For Sonja, one of the highlights of her job is the regular mahi she does with Zoo and other conservation colleagues out in the wild.

“Every year, I’m fortunate to lead population surveys of Aotearoa’s critically endangered Alborn skink down on the South Island’s West Coast as part of the support we give to our Department of Conservation (DOC) colleagues.

“This unique taonga species was only discovered in the 1990s, and when the Department of Conservation (DOC) first began its monitoring efforts in 2015, there were just seven individual animals. Fortunately, that number has been increasing.

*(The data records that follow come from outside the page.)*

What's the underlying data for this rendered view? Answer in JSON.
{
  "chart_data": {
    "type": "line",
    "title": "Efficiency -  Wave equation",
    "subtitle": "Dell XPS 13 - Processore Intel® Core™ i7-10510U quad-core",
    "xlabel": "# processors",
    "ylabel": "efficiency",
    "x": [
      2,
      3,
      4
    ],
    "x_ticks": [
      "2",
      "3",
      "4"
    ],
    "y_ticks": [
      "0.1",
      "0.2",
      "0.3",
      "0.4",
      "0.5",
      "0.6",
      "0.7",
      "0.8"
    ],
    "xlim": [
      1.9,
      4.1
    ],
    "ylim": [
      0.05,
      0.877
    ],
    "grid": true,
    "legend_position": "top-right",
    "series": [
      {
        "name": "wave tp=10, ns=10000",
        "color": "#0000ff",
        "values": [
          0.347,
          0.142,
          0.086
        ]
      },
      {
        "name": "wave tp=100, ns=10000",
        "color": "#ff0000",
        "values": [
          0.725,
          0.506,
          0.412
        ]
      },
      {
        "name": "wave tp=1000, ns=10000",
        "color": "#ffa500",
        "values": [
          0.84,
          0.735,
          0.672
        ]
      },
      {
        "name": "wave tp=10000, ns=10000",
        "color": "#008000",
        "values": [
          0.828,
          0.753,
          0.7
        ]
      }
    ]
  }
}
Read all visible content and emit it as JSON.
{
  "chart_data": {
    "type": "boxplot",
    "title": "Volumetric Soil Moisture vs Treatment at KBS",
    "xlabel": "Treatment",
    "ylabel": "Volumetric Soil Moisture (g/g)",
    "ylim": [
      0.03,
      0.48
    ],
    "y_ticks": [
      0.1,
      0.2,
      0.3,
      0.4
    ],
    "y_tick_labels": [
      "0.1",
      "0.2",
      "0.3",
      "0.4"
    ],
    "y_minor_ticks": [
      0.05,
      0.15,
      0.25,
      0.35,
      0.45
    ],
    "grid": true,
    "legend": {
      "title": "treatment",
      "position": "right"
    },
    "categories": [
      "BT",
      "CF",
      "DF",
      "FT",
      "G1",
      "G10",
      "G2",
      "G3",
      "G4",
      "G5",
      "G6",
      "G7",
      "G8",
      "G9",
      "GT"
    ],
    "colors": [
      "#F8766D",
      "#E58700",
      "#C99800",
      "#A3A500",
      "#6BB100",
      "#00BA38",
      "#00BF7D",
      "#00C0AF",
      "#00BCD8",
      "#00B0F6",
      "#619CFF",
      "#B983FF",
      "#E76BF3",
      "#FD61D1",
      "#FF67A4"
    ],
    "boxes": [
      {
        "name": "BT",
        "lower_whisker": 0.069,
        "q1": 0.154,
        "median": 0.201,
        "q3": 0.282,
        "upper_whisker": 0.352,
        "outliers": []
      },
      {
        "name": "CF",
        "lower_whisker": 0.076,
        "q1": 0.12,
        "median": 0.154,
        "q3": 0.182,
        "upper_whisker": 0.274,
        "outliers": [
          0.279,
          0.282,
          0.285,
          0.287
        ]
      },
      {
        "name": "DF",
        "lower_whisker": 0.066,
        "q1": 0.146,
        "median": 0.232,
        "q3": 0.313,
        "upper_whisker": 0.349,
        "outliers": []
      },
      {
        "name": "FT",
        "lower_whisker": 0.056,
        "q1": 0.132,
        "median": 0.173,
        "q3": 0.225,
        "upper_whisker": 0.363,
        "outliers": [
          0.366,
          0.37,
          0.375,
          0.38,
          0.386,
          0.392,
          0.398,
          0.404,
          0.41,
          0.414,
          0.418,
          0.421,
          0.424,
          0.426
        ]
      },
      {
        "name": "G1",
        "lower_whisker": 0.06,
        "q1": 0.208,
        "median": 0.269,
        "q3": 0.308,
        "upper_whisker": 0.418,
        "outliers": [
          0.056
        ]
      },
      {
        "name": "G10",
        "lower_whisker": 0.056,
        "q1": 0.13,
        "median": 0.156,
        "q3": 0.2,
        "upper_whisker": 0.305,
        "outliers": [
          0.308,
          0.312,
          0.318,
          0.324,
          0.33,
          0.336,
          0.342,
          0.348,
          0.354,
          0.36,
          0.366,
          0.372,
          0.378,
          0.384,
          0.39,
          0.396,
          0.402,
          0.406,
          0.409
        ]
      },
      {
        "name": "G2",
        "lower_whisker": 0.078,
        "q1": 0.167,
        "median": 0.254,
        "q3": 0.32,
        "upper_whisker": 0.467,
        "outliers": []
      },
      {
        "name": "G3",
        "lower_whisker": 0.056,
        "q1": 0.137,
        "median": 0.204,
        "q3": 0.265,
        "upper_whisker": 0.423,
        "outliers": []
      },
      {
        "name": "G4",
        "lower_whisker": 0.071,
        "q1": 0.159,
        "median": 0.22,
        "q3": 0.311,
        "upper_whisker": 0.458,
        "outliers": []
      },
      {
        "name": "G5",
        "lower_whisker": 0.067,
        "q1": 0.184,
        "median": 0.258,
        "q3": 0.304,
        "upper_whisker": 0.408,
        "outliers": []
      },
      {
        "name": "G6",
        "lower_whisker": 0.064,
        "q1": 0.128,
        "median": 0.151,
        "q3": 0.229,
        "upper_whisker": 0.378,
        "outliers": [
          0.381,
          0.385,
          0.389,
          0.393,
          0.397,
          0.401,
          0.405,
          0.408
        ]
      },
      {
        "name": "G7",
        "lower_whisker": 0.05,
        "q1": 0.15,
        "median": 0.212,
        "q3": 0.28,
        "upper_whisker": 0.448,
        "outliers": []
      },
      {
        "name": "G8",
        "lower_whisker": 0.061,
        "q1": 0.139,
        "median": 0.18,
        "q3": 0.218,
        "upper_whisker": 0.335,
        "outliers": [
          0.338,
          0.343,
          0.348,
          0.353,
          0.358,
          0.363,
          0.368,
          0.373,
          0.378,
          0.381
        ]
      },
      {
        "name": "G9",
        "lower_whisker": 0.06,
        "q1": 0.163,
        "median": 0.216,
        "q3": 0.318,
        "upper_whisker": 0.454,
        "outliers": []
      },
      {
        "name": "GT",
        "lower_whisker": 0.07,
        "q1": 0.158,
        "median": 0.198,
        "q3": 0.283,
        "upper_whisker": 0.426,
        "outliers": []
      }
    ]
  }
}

“We use an approved scientific method called ‘mark-recapture’ to enable us to locate and briefly capture individuals to gather key scientific data. We record GPS of locations individuals are found, take weights, measurements, visual ID/photographs, and obtain tiny tissue samples (from the tail tip) for DNZ analysis. Through all of this, we’re creating an invaluable database and building on our knowledge of this species to help inform its ongoing conservation management. I love this detailed kind of work – which also makes you feel like you’re really contributing,” says Sonja.

When asked what advice she would give to other young girls and women interested in a career in science, Sonja (now aged 30) says “the most obvious path is not always the only path to get to where you want to go”!

“My advice is to use your initiative, work hard, focus on your goals, and don’t be intimated when you look around and don’t see anyone that looks like you, or who you can relate to. Get excited – because that means you can be the first and help pave the way for other women!”